Et aussi, ne nous le cachons pas, parce que j'avais peur d'être déçu, de m'ennuyer, oui, oui, Chaplin n'étant pas, comme vous le savez, devant la caméra, "seulement" derrière (et à la prod, au scénar, à la compo. Tranquille.). Et, bon, je n'ai pas honte d'avouer qu'il y a toujours chez moi cette appréhension avant de découvrir un muet, pourtant rapidement balayée la plupart du temps, du cliché muet, la peur du roulement d'yeux trop appuyé.
Balayé encore une fois, presque à la vitesse de l'éclair. Dans cette histoire de deux amoureux ne pouvant vivre une idylle à cause de leurs parents respectifs, la sobriété est de mise, en premier lieu chez les acteurs. Première muse de Chaplin, Edna Purviance, après avoir joué dans une foultitude de ses courts, tient probablement ici son rôle le plus prépondérant et s'en sort correctement. En face d'elle c'est Carl Miller, plus ou moins inconnu mais qui fait le job. Aldolphe Menjou surtout, aristocratique du fond des yeux jusqu'aux pointes des moustaches.
Le scénario est classique, simple mais remarquablement bien dosé, pour un réalisateur jusque là étiqueté uniquement comique (le public boudera d'ailleurs le film) s'essayant pour la première fois au drame, et faisant montre de beaucoup de maturité.
Le ton dramatique est contrebalancé par des scènes plus légères : les sauteries de la haute, les restos, que le réalisateur excelle toujours autant à mettre en scène. Une volaille très faisandée, un insert croustillant sur les truffes.
La musique, composée par Chaplin, enrobe merveilleusement bien l'ensemble. On échappe au piano souvent exténuant qui accompagne nombre de muets et à la place on a un très chouette air de violons que j'ai toujours en tête depuis, des passages jazzy et tout !

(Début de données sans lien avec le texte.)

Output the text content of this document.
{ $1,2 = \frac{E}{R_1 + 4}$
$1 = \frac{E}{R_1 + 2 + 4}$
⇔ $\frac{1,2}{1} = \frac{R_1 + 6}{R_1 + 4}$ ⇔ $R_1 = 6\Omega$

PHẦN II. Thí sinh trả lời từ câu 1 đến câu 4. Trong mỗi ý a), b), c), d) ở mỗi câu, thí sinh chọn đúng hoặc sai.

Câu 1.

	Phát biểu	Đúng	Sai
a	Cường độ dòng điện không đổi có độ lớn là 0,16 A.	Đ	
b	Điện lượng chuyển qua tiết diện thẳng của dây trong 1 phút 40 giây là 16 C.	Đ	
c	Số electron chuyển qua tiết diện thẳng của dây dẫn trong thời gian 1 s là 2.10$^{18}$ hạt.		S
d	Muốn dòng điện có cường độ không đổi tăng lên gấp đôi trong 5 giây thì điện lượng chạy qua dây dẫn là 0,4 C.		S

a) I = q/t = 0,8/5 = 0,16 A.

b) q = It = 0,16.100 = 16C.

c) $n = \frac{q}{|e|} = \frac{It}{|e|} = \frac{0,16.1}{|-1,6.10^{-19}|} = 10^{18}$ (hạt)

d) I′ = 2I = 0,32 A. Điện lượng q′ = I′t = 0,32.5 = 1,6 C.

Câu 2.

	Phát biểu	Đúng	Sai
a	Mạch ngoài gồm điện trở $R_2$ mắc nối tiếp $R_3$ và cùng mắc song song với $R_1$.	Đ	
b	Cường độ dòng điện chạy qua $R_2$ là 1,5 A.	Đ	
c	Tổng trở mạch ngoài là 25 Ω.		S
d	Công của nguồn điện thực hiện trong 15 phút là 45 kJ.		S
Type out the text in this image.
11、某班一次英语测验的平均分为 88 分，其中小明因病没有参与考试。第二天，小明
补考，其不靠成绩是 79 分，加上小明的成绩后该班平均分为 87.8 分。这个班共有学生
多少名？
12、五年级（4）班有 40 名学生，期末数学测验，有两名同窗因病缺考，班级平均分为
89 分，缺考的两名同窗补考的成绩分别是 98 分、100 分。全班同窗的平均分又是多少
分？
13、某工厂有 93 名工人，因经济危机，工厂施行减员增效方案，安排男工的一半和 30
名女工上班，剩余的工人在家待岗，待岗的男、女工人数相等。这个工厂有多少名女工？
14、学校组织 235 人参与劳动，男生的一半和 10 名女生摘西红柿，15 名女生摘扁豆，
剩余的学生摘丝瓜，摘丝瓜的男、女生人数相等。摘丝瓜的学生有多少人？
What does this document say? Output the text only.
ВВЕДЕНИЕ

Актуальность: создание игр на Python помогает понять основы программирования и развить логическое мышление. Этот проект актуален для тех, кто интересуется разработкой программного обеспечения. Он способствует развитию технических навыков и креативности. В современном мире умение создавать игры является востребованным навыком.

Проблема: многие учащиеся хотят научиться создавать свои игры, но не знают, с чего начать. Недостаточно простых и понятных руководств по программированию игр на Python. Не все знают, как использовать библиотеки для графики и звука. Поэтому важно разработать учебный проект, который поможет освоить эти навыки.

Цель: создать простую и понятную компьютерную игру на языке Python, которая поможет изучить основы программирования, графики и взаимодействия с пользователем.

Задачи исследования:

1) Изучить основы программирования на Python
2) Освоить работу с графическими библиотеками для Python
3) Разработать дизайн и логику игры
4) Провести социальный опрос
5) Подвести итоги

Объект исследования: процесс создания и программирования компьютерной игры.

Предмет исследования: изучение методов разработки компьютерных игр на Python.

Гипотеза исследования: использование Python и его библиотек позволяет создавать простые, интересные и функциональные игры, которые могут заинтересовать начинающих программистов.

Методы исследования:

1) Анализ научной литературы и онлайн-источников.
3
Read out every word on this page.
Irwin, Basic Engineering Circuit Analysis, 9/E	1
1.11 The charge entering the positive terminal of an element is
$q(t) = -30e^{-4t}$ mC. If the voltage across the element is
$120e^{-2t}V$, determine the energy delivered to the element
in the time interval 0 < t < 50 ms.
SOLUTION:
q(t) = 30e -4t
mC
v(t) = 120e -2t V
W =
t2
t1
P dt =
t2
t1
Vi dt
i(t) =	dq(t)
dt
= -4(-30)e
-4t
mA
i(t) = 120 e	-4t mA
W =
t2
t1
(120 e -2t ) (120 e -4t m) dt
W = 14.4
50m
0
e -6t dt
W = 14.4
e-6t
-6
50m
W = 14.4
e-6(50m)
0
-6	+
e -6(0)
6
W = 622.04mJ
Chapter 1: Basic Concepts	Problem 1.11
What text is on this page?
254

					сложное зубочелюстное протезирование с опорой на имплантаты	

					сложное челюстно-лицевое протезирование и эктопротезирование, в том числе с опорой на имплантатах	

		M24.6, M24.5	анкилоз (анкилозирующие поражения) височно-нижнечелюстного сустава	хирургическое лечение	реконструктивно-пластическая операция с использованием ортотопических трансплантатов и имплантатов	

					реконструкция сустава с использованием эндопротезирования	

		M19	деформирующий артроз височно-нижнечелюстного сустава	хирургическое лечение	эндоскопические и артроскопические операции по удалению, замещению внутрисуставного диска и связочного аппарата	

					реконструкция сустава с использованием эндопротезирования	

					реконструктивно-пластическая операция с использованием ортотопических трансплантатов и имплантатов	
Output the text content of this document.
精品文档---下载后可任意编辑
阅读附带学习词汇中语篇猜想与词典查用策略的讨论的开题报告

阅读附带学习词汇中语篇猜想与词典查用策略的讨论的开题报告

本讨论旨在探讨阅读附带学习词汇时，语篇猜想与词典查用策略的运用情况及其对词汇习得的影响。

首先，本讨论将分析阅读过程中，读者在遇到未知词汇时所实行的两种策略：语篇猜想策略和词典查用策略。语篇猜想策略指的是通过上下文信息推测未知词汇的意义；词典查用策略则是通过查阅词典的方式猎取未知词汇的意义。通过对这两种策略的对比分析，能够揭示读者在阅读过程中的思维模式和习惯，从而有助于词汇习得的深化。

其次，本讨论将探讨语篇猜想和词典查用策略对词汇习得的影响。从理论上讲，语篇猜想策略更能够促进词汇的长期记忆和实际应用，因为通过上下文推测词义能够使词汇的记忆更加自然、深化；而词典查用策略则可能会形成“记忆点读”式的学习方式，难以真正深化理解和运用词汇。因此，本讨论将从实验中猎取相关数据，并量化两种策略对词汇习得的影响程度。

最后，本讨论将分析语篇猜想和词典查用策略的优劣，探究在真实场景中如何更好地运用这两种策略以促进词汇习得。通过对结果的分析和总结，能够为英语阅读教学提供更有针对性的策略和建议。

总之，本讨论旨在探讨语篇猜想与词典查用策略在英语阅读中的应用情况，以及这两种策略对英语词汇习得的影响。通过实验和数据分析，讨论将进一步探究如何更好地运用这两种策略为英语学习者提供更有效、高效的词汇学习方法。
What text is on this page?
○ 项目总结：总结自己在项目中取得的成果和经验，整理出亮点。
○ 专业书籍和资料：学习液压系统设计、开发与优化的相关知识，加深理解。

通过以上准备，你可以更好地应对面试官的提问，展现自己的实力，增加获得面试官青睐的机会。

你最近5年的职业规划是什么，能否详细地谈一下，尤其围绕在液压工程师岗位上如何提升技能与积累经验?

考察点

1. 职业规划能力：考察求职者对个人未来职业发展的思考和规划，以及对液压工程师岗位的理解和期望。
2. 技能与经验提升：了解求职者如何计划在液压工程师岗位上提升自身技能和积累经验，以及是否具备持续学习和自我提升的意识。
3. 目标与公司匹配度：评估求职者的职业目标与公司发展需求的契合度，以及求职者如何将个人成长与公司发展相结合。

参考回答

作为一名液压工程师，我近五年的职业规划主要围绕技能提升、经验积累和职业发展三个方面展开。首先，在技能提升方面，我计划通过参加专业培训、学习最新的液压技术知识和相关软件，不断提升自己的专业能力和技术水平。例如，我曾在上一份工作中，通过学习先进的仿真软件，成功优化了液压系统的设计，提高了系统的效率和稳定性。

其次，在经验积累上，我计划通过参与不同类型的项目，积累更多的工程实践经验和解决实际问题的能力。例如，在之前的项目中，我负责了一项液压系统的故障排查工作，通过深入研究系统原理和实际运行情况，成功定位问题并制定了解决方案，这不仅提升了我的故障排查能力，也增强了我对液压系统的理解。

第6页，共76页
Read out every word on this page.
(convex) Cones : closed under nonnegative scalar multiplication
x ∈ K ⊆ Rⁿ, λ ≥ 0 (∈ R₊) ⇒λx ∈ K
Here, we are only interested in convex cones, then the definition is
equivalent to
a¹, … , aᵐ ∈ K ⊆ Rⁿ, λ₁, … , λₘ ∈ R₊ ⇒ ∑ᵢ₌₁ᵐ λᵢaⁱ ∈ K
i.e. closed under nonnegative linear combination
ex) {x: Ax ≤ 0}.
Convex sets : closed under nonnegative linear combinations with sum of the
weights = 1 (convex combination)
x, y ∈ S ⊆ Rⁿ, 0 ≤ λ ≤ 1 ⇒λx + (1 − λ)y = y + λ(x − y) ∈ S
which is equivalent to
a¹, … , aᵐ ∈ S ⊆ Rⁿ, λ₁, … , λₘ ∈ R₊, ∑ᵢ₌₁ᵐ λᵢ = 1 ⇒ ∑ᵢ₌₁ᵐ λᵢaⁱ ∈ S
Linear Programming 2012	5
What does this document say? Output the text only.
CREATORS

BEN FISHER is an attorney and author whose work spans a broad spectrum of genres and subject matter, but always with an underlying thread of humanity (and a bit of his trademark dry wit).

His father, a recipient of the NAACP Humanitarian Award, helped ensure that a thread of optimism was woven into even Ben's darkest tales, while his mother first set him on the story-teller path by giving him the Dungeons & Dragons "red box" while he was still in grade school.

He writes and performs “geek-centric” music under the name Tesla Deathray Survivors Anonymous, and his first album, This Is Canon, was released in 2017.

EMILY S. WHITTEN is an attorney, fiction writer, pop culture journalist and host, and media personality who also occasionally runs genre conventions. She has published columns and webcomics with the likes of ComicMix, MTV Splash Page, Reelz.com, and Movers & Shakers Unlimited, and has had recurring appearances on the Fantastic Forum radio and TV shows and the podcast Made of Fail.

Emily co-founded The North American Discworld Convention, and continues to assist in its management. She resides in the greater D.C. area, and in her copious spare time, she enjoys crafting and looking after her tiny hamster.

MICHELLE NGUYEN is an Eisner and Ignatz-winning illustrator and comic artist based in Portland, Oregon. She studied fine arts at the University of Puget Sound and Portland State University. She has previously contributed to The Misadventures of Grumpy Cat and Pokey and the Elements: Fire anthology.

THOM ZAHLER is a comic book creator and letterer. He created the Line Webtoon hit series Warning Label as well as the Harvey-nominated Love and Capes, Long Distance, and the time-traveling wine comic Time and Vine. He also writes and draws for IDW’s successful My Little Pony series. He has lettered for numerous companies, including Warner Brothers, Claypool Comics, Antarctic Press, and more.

Et une fois n'est pas coutume, la fin est superbe. Je crois que c'est peut-être le meilleur pour les fins, Chaplin. (En deuxième je mettrais Herzog).
Pour tout le reste aussi d'ailleurs. J'entends des échos de voix, loin d'être isolées, criant à l'hypocrisie, au calcul. Tant pis pour eux. Quel plaisir, cette simplicité ! Quel trésor, cette émotion ! Moi je suis dans ma tour imprenable, je pourrais me passer des Chaplin en boucle jusqu'à la fin, et mourir heureux.
Ça tombe bien parce que maintenant que je les ai tous vus, je ne sais plus trop quoi faire, dans la vie...
Heureusement il reste tout de même deux ou trois obscurs courts, que je vais m'empresser de ne jamais trouver.